The Government of India has rubbished speculation that it has established a military base at Farkhor in Tajikistan. The media reports, which have acquired a life of their own since last year, have also been denied by the Tajik Government.

But neither side denies their growing military links. The Indian military engagement with the Tajiks is said to be in the fields of training, high-level exchanges, the transfer of equipment and help in building some military facilities.

There are reports, for example, that India has agreed to reconstruct a former Soviet airbase at Aini in the suburbs of the Tajik capital Dushanbe.

The two sides, however, insist that there is no deployment of Indian military personnel or the establishment of a military base in Tajikistan.

India's military involvement with Tajikistan appears part of a new Indian forward policy in Central Asia.

Last week, the Defence Minister, George Fernandes, was in Kyrgyzstan offering help in mountain warfare. Moving on to Kazakhstan, Mr. Fernandes was promising the nation to build naval capabilities to defend its oil installations in the energy-rich Caspian sea.

* * *

For India, Central Asia means more than the former Soviet Republics. The term always included Tibet and Xinjiang in China and Mongolia. A great Indian who raised the nation's standing in Mongolia passed away last week without much notice in the capital.

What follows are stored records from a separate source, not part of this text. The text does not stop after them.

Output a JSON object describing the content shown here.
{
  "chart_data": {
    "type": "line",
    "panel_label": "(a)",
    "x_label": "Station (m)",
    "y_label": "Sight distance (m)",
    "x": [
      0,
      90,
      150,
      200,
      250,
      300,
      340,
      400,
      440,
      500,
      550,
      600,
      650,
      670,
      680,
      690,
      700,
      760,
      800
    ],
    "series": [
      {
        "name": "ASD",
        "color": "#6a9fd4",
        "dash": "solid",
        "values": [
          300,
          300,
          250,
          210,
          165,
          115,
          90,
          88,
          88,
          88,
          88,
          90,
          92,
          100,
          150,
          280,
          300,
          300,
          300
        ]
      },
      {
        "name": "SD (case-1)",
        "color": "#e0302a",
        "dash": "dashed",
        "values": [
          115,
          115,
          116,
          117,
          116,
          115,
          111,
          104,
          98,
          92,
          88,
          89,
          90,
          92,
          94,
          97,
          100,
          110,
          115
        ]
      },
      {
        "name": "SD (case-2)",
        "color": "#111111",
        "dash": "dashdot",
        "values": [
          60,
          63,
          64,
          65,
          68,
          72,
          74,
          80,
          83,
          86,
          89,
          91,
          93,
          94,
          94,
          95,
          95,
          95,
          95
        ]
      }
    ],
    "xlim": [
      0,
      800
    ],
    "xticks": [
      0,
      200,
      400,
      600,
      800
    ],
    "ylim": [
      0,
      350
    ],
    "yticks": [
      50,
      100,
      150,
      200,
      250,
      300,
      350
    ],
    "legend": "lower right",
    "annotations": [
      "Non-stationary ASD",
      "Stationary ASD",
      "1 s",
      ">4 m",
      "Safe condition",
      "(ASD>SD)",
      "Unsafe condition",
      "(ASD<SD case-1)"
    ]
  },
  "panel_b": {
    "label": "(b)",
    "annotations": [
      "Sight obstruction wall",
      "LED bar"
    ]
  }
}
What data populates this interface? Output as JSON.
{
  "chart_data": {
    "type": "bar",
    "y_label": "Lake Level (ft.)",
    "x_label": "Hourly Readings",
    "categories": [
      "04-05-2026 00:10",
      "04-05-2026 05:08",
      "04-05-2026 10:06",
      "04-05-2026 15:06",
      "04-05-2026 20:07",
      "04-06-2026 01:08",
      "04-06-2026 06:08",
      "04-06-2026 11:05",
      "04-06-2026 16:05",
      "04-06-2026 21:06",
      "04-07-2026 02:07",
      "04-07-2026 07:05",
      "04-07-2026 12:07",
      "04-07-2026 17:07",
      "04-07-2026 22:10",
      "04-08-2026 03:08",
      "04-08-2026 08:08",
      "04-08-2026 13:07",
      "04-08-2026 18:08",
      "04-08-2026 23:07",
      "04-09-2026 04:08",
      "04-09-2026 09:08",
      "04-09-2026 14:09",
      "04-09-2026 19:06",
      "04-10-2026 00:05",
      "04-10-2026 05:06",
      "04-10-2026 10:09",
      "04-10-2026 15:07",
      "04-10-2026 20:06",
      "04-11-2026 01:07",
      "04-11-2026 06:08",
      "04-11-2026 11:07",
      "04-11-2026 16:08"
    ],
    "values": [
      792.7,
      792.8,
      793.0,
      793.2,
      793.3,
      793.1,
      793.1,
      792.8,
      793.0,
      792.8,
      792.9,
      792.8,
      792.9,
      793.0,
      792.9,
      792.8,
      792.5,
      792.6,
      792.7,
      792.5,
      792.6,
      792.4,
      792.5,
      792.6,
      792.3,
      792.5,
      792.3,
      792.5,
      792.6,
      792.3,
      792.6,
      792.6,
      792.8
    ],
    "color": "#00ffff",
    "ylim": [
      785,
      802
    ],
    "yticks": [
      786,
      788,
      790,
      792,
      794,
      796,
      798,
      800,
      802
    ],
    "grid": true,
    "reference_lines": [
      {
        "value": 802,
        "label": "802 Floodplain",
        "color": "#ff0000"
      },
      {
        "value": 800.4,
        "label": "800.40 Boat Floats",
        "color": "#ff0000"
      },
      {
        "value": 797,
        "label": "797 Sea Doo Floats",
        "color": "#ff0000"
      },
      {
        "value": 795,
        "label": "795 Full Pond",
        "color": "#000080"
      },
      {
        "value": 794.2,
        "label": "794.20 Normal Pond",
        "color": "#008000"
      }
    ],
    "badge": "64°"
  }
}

Kyabje Bakula Rinpoche, one of the world's most venerated Buddhist figures, died on November 4 at the age of 86. Bakula Rinpoche was one of those extraordinary men who could straddle across many incompatible worlds with grace and distinction.

Bakula Rinpoche was one of the last surviving members of the Jammu and Kashmir Constituent Assembly.

He served as a member of the State legislature during 1957-67, Minister from 1953-67, and as a Member of Parliament during 1967-77.

Until a few years ago, he served as India's ambassador to Mongolia. As a Buddhist monk, he was more of a godly figure in that nation than a mere plenipotentiary of another government. The Mongolians called him "Elchin Bagsha" — the teacher ambassador.